How do you go on? I lost my mom July 17th, 2012. To a heart attack. She was in great health walked everyday. She made the 911 call but they didn't get to her in time. I just don't know how to go on without her. I had to come back to work and they just don't understand. I am trying to go thru the motions of doing my job but all I want to do is cry.
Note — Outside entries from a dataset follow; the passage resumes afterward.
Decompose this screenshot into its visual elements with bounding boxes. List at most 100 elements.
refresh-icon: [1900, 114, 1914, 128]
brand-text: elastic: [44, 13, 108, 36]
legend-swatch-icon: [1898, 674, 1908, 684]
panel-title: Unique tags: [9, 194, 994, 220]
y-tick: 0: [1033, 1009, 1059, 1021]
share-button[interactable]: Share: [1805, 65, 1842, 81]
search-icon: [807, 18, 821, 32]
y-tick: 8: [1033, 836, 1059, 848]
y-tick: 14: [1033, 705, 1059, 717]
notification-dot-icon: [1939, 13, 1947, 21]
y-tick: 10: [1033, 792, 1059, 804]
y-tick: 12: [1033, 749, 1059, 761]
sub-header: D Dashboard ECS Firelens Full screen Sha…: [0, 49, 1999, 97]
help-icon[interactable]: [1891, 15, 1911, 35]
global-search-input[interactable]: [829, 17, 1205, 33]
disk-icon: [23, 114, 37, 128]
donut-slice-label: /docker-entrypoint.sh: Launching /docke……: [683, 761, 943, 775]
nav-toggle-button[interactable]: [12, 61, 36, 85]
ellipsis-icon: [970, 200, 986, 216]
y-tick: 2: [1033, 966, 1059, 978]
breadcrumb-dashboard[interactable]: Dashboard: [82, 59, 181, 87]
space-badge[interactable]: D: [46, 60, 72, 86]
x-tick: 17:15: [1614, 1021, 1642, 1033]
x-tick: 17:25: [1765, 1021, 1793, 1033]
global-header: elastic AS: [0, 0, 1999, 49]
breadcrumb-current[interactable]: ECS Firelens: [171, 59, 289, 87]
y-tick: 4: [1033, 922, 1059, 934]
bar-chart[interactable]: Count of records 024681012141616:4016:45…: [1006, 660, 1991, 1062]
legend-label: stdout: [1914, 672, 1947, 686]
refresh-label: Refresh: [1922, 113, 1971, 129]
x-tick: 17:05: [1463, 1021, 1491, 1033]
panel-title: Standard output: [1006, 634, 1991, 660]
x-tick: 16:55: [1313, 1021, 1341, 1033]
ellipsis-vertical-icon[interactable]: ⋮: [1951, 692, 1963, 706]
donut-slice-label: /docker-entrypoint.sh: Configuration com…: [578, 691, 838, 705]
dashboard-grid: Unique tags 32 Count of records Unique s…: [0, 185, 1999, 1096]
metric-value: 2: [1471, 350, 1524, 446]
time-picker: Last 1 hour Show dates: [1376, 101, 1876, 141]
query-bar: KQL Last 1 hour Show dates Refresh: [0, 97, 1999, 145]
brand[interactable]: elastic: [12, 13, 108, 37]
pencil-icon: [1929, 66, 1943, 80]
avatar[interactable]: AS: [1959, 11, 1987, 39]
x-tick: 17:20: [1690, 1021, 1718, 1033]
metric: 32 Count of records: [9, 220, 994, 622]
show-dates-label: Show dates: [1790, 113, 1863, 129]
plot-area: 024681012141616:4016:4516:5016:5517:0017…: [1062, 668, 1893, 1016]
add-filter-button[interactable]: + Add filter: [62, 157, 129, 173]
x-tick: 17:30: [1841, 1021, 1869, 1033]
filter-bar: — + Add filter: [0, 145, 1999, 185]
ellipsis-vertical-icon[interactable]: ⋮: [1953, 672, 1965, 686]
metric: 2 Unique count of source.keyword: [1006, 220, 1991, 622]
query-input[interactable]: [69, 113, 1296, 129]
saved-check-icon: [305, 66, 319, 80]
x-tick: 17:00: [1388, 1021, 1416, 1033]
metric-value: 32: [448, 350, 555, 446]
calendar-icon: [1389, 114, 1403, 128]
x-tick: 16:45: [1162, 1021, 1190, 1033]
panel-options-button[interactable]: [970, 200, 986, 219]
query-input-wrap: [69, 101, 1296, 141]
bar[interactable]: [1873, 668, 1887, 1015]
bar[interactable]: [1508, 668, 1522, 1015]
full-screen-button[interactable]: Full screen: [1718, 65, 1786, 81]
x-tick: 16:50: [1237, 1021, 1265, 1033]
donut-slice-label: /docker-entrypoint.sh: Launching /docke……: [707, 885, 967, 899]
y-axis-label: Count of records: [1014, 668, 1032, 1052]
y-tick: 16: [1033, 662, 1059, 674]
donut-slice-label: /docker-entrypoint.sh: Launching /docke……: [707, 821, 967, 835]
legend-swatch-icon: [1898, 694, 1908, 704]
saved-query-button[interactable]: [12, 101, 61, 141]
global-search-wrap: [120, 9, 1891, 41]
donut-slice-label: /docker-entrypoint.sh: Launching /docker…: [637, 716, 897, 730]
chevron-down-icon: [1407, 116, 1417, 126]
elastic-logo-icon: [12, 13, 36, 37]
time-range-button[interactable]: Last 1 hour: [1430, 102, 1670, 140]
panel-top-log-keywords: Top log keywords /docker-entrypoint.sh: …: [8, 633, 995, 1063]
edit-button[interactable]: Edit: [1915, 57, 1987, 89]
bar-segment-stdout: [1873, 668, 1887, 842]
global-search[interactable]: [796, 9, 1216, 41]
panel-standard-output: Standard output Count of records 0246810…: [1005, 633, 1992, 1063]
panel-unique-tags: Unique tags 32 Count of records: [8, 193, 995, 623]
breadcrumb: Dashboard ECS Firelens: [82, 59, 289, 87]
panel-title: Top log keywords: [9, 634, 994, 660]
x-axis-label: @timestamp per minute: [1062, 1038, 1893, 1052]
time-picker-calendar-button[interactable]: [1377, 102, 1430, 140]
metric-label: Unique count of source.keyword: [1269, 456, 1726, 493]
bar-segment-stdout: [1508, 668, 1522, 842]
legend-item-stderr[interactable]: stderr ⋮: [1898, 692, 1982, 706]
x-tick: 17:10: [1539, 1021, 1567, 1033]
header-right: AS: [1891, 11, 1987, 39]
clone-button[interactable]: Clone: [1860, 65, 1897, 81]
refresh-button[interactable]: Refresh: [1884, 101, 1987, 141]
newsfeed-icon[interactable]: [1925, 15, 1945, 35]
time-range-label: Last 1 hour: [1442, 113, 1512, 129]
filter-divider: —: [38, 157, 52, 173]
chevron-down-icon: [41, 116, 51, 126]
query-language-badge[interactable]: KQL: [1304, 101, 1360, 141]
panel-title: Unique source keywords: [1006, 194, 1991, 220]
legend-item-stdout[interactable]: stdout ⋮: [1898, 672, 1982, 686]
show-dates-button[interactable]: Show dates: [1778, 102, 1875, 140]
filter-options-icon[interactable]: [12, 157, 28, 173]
I am so sorry for your loss I lost my dad aug of 2010 and even though he had cancer and was for the best i lost my youngest son in november the same year how i wish my dad was here to help me he lost my 2 sisters when they were in their teens and I know he would be able to help me when times get unbearabe
My Mom passed away at age 71 from lung cancer on April 8, 2012 (Easter morning) It still feels so surreal and I can't stop thinking about her and crying all the time. I was her caregiver for the 6 months before she passed and we were all there when she suddenly passed away in front of us. She was in palliative care for only 3 days... it is so unbelievable!!
My mom passed away July 12 2012, so 12 days ago. She decided to stop fighting her very long fight with liver disease. I cared for my mom for years off & on, liver disease is that way. I miss her so much that Im shocked at how mucg. I thought I was preparing myself all these months. But, I was dis appointed because I wasn't there at her last breath. I stayed overnight at the nursing home with her, untill 4am, went home called the family in from out of state. Got a couple of hours of rest & was on my way back when they called and said she had passed. I am so angry that I missed it, I promised her I would be there. I feel out-of-control, I have no tolerence, I am so upset all of the time. I knew I was going to grieve but this is NOT what I expected. I can't hardly stand to be home & if I am I want to be sleeping. My laughs/smiles feel fake. But I think the worst part is that her needs took up so much of my time, that now IDK what to do. I hope this gets better soon, cause I have a husband and 2 boys who need me back :-(
Theresa. I'm here anytime you need me.
Peggy Thanks so, so much for your sweet kind words...they do help me..
Be good to yourself.
Theresa, I am so sorry for your loss. It is so hard loosing a parent, a mom especially. Denial, anger, and guilt are all things we all go through. I'm sure your mom understands you had a life that you had to live just as she did hers. The longing never really goes away but it will get a little easier as time goes by. Both of my parents are
gone and you never really fill that hole left without them. I'm getting through it by leaning on my son and trying to remember the good memories. You're in my heart and in my prayers.
Susan and Elizabeth,
My mom Vicky passed away on December 24, 2010... I work as a teacher..I am still in denial...I feel I wasn't there for her on so many levels...because of my refusal to let it be real. I long for her..to hug her..to tell her why wasn't I there enough for you...what the heck was wrong with me.